Il reste un point sur lequel je souhaite attirer l’attention. Dans ses fondements, la culture du groupe Lafarge est humaniste, à l’avant-garde de l’idée de responsabilité sociale de l’entreprise, et ses dirigeants successifs l’ont manifesté de multiples manières. L’activité cimentière, je l’ai déjà rappelé, est locale et l’entreprise a toujours eu à cœur de contribuer de diverses manières au bien-être de la population, là où elle a implanté ses usines. Soucieuse de l’environnement au sens large, Lafarge impose dans les pays émergents les mêmes normes que dans les pays mûrs. Autre exemple : sous l’impulsion de Bruno Lafont, des programmes ont été mis en œuvre avec succès pour que, partout, le nombre d’accidents au travail tende vers zéro. Et il ne s’agit là que d’un exemple. Dans le même esprit, le président du groupe s’est engagé dans la lutte contre le changement climatique et, en particulier, a consacré une partie de son temps à dialoguer avec des ONG souvent très critiques. Il en a d’ailleurs tiré d’utiles enseignements pour l’amélioration du dialogue social dans un pays comme la France. De manière générale, Bruno Lafont estime que l’État devrait coopérer avec les entreprises pour fixer conjointement des orientations communes, et qu’ils devraient travailler ensemble pour les respecter. Une telle coopération, inexistante en France, fonctionne à peu près en Allemagne.

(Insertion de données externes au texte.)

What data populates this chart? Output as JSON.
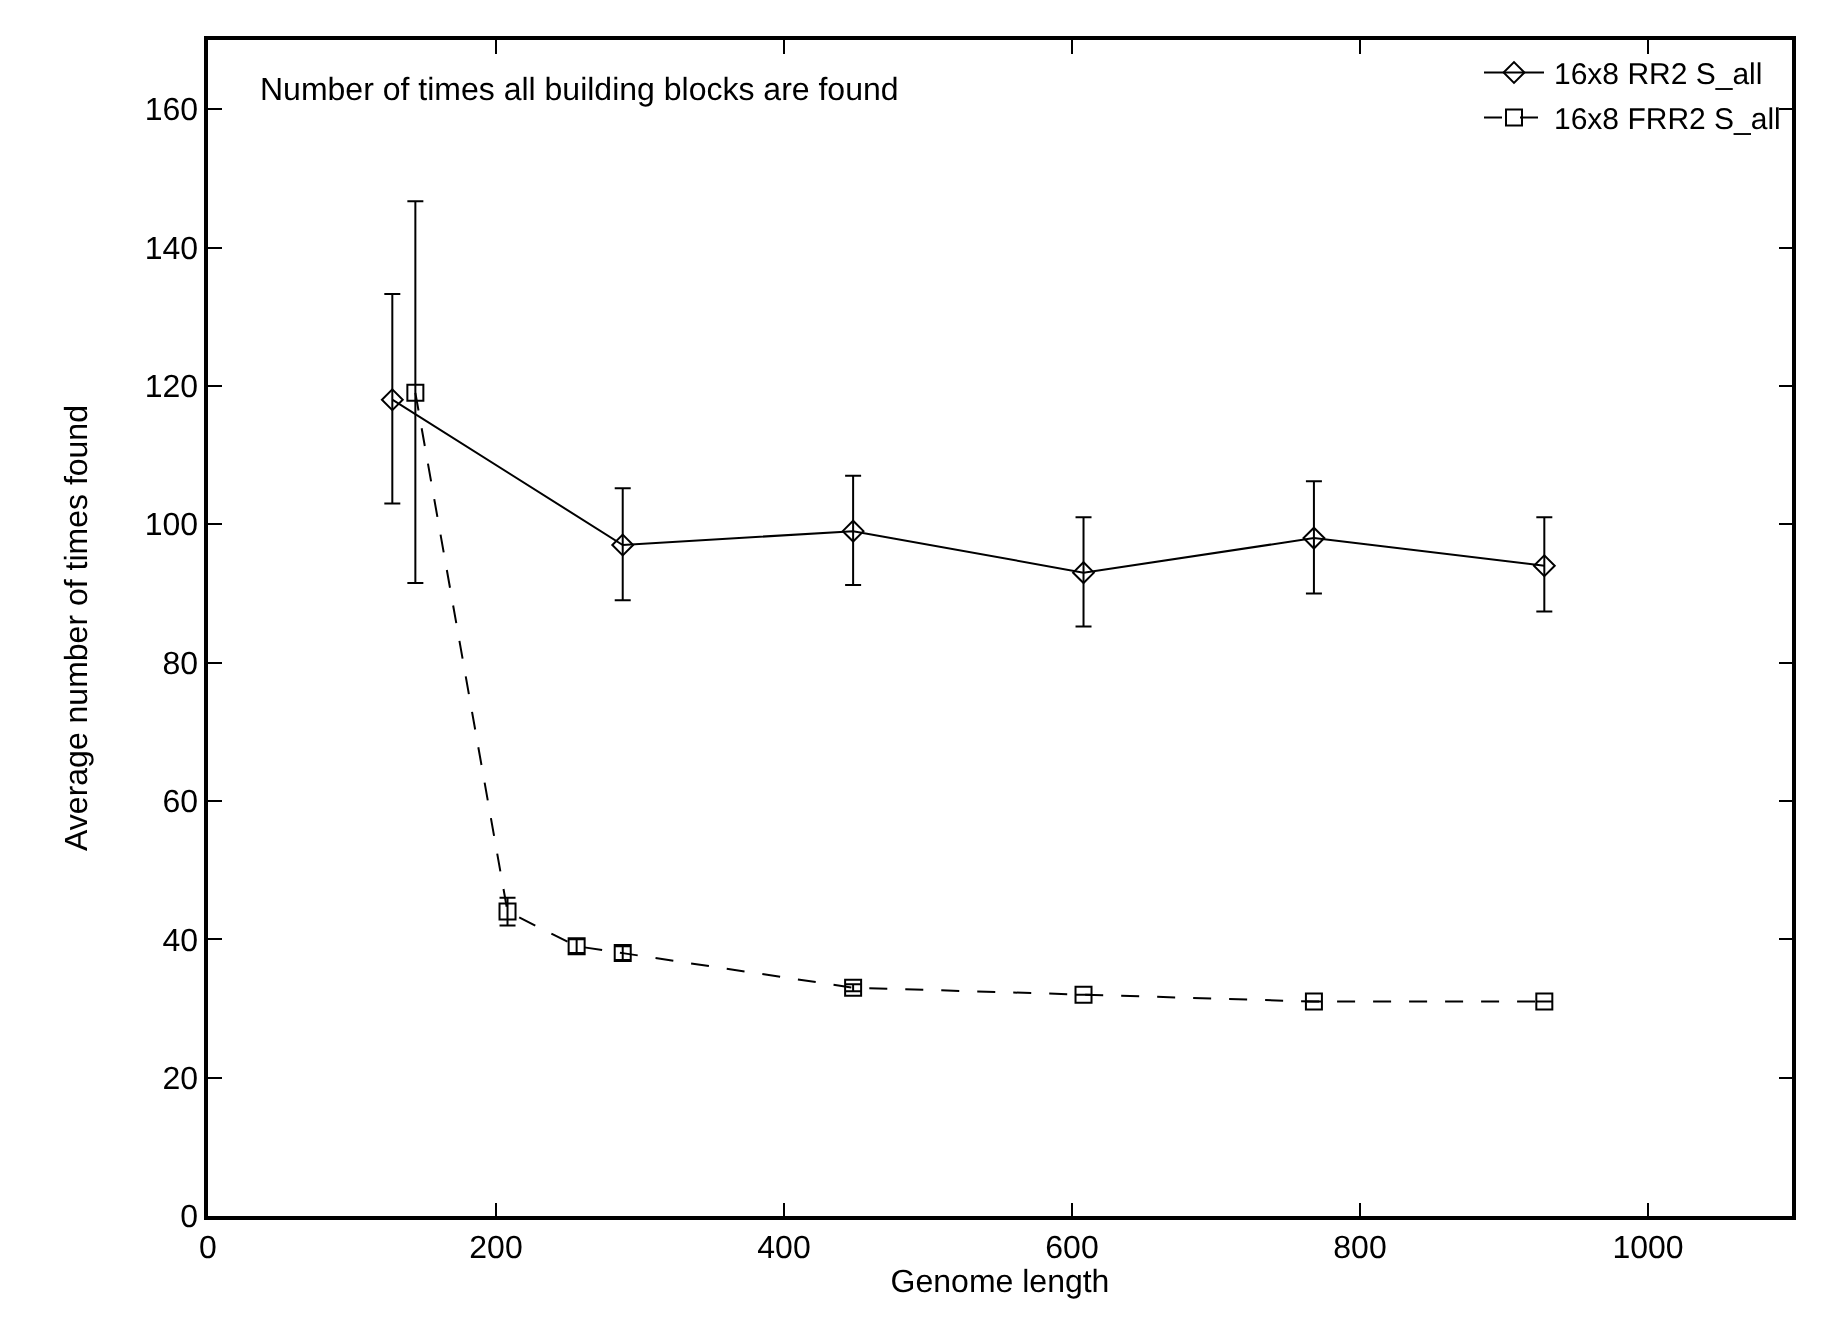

Dans son ambition, il y a l’idée qu’avec l’interdépendance croissante caractéristique d’une mondialisation réussie, la contribution des entreprises à la gouvernance mondiale ne doit pas se limiter au paiement des impôts ou des cotisations sociales, sans même parler de ces entreprises qui suscitent l’opprobre en jouant avec l’optimisation fiscale et donnent une image désastreuse du capitalisme. En bon humaniste, Bruno Lafont estime qu’en l’absence d’une gouvernance véritablement coopérative entre les principales parties prenantes, la mondialisation risque de se trouver rejetée en raison des inégalités insuffisamment corrigées qu’elle suscite. D’ores et déjà, ce rejet commence à se manifester un peu partout, y compris aux États-Unis. En même temps, de par sa nature, le capitalisme n’est pas philanthropique et sa devise reste de maximiser la « création de valeur », par quoi il faut entendre la valeur par action. Sur ce point, il me semble discerner une certaine réserve et discrétion derrière le propos de Bruno Lafont. L’harmonie entre le coût à court terme de la contribution citoyenne d’une entreprise et les bénéfices qu’elle peut en attendre à long terme, notamment pour sa réputation, devrait pourtant s’imposer à tous les actionnaires. Bruno Lafont, qui m’a fait amitié de me demander cette préface, me permettra certainement de conclure en exprimant le vœu que Lafarge, devenu LafargeHolcim, que j’ai toujours perçu, grâce à ses dirigeants, comme un modèle de capitalisme humain, demeure une source d’inspiration et un chemin à suivre pour toutes les grandes entreprises, afin qu’elles continuent de contribuer à l’amélioration de la gouvernance mondiale.

Thierry de Montbrial,
président fondateur de l’Institut français
des relations internationales (IFRI), de la
World Policy Conference et membre de l’Institut.